Maplewood's Gum Wall. Photo: Tom S., via foursquare.

The pathway below a New Jersey Transit overpass in Maplewood, New Jersey, has become the latest entry in the ongoing “art or vandalism” debate, thanks to the local predilection for sticking chewed gum to the wall, creating colorful patterns, shapes, and letters. It’s an unconventional form of graffiti, but nevertheless, anyone adding their gum to the multicolored array risks arrest by local police for intentionally damaging property.

The gum wall has persisted for at least a decade, claims CBS (the New York Times made note of the phenomenon back in 2005). It is particularly popular among schoolchildren, for whom adding gum to the mural can serve as a right of passage. Some maintain that the gum is gross, while others ponder, could it be art? “It must have a purpose because the gum’s got all different colors, so like blue, red—it probably stands for something,” one passerby told CBS.

Maplewood's Gum Wall. Photo: video still, CBS.

Maplewood’s Gum Wall.
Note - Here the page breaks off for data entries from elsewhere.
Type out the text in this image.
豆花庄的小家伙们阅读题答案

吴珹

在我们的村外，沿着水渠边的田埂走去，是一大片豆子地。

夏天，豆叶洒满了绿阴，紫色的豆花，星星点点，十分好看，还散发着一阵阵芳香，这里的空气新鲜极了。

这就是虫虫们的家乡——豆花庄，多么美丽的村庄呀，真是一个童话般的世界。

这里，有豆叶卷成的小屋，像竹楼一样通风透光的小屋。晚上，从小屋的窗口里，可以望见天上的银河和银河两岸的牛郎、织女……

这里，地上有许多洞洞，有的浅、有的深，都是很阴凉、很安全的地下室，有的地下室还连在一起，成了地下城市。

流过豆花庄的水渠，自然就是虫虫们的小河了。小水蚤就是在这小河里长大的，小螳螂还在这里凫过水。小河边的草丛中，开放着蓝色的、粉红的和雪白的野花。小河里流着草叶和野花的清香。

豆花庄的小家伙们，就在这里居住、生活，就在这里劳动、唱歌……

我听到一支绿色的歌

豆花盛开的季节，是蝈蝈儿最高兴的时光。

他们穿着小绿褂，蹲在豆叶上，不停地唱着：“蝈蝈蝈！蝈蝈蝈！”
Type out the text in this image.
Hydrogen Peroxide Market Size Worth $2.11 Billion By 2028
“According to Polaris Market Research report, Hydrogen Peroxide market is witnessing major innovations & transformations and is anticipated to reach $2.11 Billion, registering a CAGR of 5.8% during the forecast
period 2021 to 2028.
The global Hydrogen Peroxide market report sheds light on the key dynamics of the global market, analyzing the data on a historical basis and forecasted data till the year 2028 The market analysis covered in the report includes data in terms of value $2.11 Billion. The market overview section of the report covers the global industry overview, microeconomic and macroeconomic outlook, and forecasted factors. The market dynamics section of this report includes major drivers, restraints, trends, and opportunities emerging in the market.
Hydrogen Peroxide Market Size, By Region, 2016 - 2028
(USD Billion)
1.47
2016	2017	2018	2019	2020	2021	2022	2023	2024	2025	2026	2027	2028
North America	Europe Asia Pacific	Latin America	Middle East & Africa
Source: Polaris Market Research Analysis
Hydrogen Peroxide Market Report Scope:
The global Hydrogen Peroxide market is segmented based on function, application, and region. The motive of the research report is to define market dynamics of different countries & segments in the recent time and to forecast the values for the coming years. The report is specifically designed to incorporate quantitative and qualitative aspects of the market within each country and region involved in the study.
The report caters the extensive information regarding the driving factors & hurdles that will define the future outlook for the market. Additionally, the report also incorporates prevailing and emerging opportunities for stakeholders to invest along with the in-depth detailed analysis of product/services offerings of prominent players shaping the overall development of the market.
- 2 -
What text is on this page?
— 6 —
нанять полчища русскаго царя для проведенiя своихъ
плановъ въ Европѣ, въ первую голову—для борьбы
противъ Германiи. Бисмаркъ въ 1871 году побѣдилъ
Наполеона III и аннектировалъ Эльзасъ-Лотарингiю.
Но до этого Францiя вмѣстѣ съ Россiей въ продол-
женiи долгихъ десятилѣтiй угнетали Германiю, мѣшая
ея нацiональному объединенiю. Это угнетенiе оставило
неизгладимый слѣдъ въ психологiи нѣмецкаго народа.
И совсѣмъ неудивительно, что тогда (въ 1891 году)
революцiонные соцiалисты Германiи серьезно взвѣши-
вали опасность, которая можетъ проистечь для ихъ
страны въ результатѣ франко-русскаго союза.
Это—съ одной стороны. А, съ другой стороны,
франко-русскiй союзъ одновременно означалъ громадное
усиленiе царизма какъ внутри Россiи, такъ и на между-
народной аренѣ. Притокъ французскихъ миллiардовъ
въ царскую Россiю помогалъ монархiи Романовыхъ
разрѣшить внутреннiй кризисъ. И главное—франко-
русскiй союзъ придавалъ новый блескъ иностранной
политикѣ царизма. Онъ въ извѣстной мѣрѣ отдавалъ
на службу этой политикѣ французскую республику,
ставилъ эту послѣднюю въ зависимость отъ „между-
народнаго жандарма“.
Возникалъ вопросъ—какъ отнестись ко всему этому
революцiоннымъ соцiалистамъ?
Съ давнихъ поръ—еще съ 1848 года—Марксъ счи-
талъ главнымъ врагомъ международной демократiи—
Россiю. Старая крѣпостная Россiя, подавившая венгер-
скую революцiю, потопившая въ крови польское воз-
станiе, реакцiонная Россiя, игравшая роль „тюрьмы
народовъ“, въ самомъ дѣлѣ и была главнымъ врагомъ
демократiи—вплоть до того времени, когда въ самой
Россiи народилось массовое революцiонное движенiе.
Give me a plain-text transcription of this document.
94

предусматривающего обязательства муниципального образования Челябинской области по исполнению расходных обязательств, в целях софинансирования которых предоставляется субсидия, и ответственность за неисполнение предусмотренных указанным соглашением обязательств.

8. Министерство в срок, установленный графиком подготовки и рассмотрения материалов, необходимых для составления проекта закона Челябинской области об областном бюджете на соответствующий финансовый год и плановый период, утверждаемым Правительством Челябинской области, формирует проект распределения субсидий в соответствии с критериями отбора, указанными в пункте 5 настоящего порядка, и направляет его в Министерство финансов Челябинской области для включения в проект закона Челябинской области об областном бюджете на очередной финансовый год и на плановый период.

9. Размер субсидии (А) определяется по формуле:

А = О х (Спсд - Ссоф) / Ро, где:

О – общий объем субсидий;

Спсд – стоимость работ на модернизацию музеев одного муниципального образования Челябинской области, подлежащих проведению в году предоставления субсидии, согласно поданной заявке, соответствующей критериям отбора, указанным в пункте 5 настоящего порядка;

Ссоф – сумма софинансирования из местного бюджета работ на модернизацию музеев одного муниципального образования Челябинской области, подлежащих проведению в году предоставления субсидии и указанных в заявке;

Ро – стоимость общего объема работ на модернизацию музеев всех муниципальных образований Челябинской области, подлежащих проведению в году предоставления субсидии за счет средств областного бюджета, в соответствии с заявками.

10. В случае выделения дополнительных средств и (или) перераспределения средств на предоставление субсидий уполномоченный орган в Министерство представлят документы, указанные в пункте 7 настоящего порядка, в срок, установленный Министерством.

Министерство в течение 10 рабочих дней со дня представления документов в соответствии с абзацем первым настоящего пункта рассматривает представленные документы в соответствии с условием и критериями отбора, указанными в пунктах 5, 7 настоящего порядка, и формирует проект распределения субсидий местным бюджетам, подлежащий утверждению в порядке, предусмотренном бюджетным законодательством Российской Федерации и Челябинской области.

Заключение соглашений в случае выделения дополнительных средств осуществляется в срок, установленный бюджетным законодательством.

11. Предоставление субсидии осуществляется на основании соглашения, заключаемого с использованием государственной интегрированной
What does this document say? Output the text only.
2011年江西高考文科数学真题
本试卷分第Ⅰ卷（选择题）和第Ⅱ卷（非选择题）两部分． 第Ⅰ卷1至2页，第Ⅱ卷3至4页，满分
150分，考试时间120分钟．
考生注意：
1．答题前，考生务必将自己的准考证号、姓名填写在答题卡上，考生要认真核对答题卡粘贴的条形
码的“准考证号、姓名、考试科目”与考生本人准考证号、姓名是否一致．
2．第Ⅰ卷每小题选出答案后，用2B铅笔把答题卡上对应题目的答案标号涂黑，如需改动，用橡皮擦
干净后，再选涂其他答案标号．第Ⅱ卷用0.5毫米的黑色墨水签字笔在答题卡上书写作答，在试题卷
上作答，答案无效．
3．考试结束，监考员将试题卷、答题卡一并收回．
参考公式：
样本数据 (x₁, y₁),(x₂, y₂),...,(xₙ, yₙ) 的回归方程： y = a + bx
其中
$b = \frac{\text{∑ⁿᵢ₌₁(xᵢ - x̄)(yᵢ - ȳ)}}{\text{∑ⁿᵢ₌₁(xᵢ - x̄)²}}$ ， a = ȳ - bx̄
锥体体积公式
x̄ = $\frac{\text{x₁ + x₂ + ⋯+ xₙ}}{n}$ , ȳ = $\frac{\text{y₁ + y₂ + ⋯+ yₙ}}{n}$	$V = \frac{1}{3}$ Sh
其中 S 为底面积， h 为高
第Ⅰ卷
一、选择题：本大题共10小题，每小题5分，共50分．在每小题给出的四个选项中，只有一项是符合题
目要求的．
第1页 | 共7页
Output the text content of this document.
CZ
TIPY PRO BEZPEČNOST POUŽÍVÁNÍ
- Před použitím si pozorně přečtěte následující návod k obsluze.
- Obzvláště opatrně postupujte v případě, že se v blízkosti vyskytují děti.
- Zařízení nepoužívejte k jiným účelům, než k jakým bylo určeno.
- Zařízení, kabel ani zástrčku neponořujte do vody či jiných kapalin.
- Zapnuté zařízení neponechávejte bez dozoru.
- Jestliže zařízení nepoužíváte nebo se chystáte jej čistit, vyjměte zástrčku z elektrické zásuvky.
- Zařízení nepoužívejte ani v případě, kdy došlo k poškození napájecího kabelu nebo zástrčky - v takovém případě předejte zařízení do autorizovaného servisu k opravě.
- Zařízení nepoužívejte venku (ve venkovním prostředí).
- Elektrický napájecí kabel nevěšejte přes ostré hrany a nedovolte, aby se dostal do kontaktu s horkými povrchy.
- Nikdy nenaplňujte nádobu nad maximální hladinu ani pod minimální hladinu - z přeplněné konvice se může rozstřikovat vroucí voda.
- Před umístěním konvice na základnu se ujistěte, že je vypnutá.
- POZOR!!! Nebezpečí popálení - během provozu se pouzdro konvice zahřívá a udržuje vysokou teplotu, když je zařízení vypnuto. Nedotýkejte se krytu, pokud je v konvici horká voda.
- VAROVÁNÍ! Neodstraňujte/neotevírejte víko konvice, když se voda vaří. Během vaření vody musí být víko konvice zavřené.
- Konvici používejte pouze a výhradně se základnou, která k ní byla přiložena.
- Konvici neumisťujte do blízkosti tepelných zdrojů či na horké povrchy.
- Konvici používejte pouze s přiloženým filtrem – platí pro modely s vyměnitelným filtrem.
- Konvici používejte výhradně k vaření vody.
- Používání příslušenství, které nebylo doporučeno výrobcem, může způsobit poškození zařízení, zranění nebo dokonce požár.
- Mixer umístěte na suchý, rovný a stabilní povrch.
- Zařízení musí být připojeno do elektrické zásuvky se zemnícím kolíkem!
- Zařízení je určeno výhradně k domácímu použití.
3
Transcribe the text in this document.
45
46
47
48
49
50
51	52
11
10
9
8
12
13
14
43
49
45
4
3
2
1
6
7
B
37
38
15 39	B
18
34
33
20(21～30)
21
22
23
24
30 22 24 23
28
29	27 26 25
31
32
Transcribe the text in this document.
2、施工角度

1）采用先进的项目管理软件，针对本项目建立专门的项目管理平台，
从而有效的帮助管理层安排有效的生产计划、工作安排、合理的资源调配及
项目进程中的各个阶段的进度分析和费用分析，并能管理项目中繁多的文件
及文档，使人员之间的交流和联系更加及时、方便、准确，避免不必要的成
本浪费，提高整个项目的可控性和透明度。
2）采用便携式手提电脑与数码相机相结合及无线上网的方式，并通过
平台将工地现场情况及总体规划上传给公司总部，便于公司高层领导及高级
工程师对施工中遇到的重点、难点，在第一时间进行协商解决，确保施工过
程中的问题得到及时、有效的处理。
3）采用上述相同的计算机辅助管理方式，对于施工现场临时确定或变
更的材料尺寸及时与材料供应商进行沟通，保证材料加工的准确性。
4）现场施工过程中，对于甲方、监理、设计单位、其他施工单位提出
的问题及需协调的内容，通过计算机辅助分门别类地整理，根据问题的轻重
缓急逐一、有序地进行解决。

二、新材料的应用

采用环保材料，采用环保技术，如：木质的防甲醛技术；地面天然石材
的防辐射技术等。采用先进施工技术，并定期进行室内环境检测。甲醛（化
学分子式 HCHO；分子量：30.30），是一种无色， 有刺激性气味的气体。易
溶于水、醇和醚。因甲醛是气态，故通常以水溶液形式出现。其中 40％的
Photo: video still, CBS.

A year-old post on the West Orange NJ message board about a notice threatening gum stickers with $1,000 fines and disorderly persons convictions met with a mixed response. “If you or whoever else thinks its art, you can volunteer your residence as an ‘art’ wall,” wrote one. “It’s only considered art by some when its not on their property.” For the record, the wall belongs to New Jersey Transit, who scraped off all gum a few years ago, to no avail.

While one commenter admitted to finding the gum “skeevy,” another was all for adding more, to create the Bubblegum Alley of the East Coast. As another pointed out, a real mural would obviously be preferable, but “given the general lack of aesthetic beauty of the train trestle underpasses, it’s hardly the worst offense.”

Art or not, the gum wall is part of the town’s local flavor, with one proponent of the sticky display calling its prospective removal the beginning of the the “‘Disneyfication’ of Maplewood.”